Exactly how many unique orderings are there with $k=4$ heads in $n=10$ flips? $N=210$. Why? Each ordering listed above is a permutation of the list [H
, H
, H
, H
, T
, T
, T
, T
, T
, T
]. As such, the question "how many orderings are there?" is analogous to the question, how many distinct orderings of characters are possible for the string "HHHHTTTTT"? Because H
characters are indistinct from one another (and same for T
) we can solve this problem using Permutations of Indistinct Objects:
$$\text{Num Orderings} = \frac{n!}{k! (n-k)!} = {n \choose k}$$
Each of these orderings can be thought of as one event, or outcome, of flipping 10 coins. Let's name $E_i$ to be the event that we get the exact outcome in the $i$th row. $E_1$ is the event that we get [H
, H
, H
, H
, T
, T
, T
, T
, T
, T
]. $E_2$ is the event that we get [H
, H
, H
, T
, H
, T
, T
, T
, T
, T
] and so on.
The probability of exactly $k=4$ heads is the probability of the or of each of these events $E_i$. If you flip a coin 10 times, it is not possible to have more than one of the $E_i$ events occur (eg both $E_1$ and $E_2$ can't be true if you flip 10 coins). In other words, each of these events $E_i$ is "mutually exclusive" and as such: $$ \begin{align} \p(\text{exactly $k$ heads}) &= \p(E_1 \or E_2 \or \ldots \or E_N) \\ &= \sum_{i=1}^N \p(E_i) \end{align} $$
The next question is, what is the probability of each of these events $E_i$?

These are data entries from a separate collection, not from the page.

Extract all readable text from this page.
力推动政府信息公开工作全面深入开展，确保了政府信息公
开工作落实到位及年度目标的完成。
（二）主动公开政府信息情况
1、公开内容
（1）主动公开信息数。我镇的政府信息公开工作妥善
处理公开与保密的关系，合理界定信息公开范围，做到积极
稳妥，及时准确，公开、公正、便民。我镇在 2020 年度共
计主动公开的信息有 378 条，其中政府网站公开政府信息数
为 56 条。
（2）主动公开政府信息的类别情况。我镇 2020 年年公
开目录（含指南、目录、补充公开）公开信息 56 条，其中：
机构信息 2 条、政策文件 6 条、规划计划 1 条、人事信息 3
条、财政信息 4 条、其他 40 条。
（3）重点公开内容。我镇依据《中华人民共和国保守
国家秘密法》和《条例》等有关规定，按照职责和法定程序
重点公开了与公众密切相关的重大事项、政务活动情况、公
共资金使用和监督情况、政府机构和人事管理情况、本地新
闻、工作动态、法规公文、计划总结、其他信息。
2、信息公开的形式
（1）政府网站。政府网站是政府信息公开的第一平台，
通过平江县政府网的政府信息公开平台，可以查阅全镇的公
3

Here is a arbitrarily chosen ordering which satisfies the event of exactly $k=4$ heads in $n=10$ coin flips. It is $E_{128}$, the ordering on row 128 in the list above:
T, H, T, T, H, T, T, H, H, T
What is the probability of event $E_{128}$, the exact sequence of heads and tails in the example above? Each coin flip is still independent, so we multiply $p$ for each heads and $1-p$ for each tails. $$\p(E_{128}) = (1-p) \cdot p \cdot (1-p) \cdot (1-p) \cdot p \cdot (1-p) \cdot (1-p) \cdot p \cdot p \cdot (1-p)$$ If you rearrange these multiplication terms you get: $$ \begin{align} \p(E_{128}) &= p \cdot p \cdot p \cdot p \cdot (1-p) \cdot (1-p) \cdot (1-p) \cdot (1-p) \cdot (1-p) \cdot (1-p)\\ &= p^4 \cdot (1-p)^{6} \end{align} $$ There is nothing too special about row 128. If you chose any row, you would get $k$ independent heads and $n-k$ independent tails. For any row $i$, $\p(E_i) = p^k \cdot (1-p)^{n-k}$.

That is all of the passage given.